Monday, October 24, 2005

Been Left so Long it Looks Like Center to Me

Eric Alterman wrote a couple of columns recently about the polerization of American politics - here and here. What got him started is the book Off Center: The Republican Revolution and the Erosion of American Democracy which maintains that Republicans have moved to the fringe right while Democrats are unchanged. This ties in with What's the Matter With What's the Matter With Kansas? which holds that Republicans exploit fringe issues in order to mask the real issues.

Alterman also quotes a poll showing that Americans align with Democrats on all of the important issues.
In a May survey published by the Pew Research Center for the People and the Press, 65 percent of respondents said they favor providing health insurance to all Americans, even if it means raising taxes, and 86 percent said they favor raising the minimum wage. Seventy-seven percent said they believe the country "should do whatever it takes to protect the environment.'' A September Gallup Poll finds that 59 percent consider the Iraq War a mistake and 63 percent agree that US forces should be partially or completely withdrawn.
If this is so, then why do Republicans hold the majority, not only on the federal level, but also in most state and city governments? Obviously, either Republicans are inhumanly good at exploiting fringe issues or there is something wrong with Alterman's arguments.

One problem is that the parties are not defined by a few issues. Few people are single-issue voters. Most people vote for the people they trust, not the people who promise them the most. This is the flaw in What's the Matter With Kansas. It starts with the assumption that Democrats have the average workingman's best interests at heart and Republicans don't. By assuming that a few hot-button issues define the race (mainly universal insurance), the Democrats cannot understand why voters would turn them down.

Another problem is that there are a lot more big issues than the ones Alterman quotes and many of these do draw single-issue voters. Gun control is high on this list and Democrats are on the wrong end of that one. In fact Democrats are so dismissive of this issue that they seldom recognize it.

Then there is the way that the questions are worded. The one-line questions are pretty simplistic. There are trade-offs on all issues. Would 65% of Americans still agree if you asked "would you support universal health insurance even if it meant that your taxes would rise and the quality of your health care would decline?" What about this one, "the country should do whatever it takes to protect the environment even if it means losing your own job or home?" (A lot of people assume "whatever it takes means that other people will pay.)

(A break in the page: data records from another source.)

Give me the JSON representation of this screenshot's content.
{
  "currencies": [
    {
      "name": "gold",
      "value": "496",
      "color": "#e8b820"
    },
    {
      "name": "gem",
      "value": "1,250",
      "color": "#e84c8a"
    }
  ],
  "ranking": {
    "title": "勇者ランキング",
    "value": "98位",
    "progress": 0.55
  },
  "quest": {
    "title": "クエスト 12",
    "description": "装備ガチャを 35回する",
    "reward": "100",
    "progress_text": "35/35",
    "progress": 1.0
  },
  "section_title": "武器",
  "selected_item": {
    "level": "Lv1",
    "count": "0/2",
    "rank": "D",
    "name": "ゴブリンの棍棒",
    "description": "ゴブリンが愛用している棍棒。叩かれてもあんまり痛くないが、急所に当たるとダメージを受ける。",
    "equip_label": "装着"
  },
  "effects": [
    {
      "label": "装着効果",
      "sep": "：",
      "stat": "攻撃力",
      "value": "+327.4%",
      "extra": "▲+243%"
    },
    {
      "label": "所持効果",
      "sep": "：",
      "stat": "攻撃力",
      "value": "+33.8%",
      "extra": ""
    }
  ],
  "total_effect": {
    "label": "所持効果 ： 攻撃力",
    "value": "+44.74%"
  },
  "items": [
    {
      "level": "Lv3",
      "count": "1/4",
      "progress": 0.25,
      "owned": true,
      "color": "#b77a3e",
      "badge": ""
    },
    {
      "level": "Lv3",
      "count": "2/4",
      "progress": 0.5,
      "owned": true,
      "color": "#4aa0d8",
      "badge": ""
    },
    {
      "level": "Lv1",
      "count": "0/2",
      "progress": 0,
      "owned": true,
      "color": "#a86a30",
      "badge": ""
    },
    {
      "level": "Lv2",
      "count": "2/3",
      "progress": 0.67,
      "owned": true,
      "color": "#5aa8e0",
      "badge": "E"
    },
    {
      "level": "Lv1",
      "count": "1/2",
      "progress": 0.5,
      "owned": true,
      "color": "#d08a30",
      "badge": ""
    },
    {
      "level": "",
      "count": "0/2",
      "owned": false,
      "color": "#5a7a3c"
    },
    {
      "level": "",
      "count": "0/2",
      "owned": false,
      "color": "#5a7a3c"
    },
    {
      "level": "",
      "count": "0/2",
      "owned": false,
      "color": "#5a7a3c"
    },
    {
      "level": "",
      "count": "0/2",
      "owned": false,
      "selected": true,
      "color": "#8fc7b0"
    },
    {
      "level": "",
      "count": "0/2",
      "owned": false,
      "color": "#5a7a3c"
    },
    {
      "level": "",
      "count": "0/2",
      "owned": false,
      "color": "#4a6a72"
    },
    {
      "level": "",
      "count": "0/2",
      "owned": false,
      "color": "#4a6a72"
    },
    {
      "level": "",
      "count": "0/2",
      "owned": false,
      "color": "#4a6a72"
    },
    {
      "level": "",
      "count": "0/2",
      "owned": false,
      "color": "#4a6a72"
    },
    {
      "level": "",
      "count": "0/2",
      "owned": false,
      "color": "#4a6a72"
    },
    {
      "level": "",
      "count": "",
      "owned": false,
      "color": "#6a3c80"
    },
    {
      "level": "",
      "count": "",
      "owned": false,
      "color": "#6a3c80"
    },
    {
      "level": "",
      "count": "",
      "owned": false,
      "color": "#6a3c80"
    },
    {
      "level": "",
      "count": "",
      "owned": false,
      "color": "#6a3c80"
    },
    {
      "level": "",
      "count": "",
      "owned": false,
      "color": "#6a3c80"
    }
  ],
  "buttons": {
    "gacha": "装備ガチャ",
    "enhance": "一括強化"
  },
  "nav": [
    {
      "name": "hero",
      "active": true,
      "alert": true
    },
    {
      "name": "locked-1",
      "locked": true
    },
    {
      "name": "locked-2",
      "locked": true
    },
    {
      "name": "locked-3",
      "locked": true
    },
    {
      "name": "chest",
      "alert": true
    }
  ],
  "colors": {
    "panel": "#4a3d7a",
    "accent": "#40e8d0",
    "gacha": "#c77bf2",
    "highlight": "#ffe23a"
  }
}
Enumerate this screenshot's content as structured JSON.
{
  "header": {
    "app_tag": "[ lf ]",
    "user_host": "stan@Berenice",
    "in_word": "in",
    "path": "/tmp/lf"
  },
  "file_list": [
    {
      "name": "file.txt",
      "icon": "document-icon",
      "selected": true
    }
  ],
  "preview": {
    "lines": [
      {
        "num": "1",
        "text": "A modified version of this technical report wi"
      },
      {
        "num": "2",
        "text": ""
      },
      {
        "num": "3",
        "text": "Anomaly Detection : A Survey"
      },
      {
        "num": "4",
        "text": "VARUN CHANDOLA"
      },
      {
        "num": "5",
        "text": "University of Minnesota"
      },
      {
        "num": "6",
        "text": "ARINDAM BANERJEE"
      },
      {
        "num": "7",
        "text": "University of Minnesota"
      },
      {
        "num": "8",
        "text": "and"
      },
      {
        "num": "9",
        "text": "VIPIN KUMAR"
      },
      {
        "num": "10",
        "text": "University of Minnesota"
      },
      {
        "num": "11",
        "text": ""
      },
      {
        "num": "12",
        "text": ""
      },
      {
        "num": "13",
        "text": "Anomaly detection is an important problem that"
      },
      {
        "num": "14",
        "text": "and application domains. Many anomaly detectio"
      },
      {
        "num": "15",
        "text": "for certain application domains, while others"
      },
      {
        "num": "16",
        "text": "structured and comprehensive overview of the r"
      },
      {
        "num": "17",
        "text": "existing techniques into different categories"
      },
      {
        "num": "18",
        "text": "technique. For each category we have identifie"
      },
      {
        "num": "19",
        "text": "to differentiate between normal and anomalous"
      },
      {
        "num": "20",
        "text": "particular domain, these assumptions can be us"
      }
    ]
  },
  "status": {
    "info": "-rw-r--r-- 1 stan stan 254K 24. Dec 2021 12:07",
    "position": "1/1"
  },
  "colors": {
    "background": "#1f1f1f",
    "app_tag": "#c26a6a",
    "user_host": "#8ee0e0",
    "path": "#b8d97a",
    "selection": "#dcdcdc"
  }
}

Then there is what the fringe issues tell us about a candidate. Gay marriage is often given as an example of a fringe issue. It does not affect most Americans and it is used as a wedge issue, but... it also says a lot about how a candidate views his constituency. Traditionally the family is the heart of American life but the family unit has been under assault for decades. To people who believe in the family, gay marriage is yet one more attempt at devaluing the family. Candidates who support gay marriage are advertising that they have a different value set. On top of that, it indicates that the candidate is willing to make society-wide changes on the basis of tiny special-interest groups.

As for polarization, which party has moved? To me, it is the Democrats. Issues that once used to be limited to fringe elements are now mainstream. Members of Congress have asserted that President Bush caused September 11 in order to push his agenda. If an elected Republican had said something like that, he would have been censured by his own party. Al Gore, the 2000 standard bearer, repeatedly compares Bush to Hitler. Weeks after releasing a movie asserting that Afghanistan was only invaded so that an oil pipeline could be built and pronouncing Islamic terrorists to be freedom fighters, Michael Moore was given a place of honor at the Democratic National Convention.

Democrats are increasingly intolerant of average Americans. Instead of upholding Americans' right to worship, the ACLU has been trying to eliminate religion from public space. Howard Dean has announced that his base is the "Merlot Democrats". When your base is wine-drinking elitist you have left the middle.

The Republicans are having real problems right now. Katrina was a public relations disaster. Bush has a rebellion on his hands over the Supreme Court and spending. The Top Republican Congressional leaders have been implicated in criminal activity (although it is likely that both will be found innocent). The Plame leak investigation continues.

The problem for the Democrats is that public relations are not acting like a teeter-totter. Public perception of the Democrats has not gone up as the Republicans have gone down. Some of this is because people like Alterman keep telling the Democrats that their problems are not internal, they are just the victim of Karl Rove's dirty campaigning. For all their problems, the Republicans are still more in touch with the majority of Americans.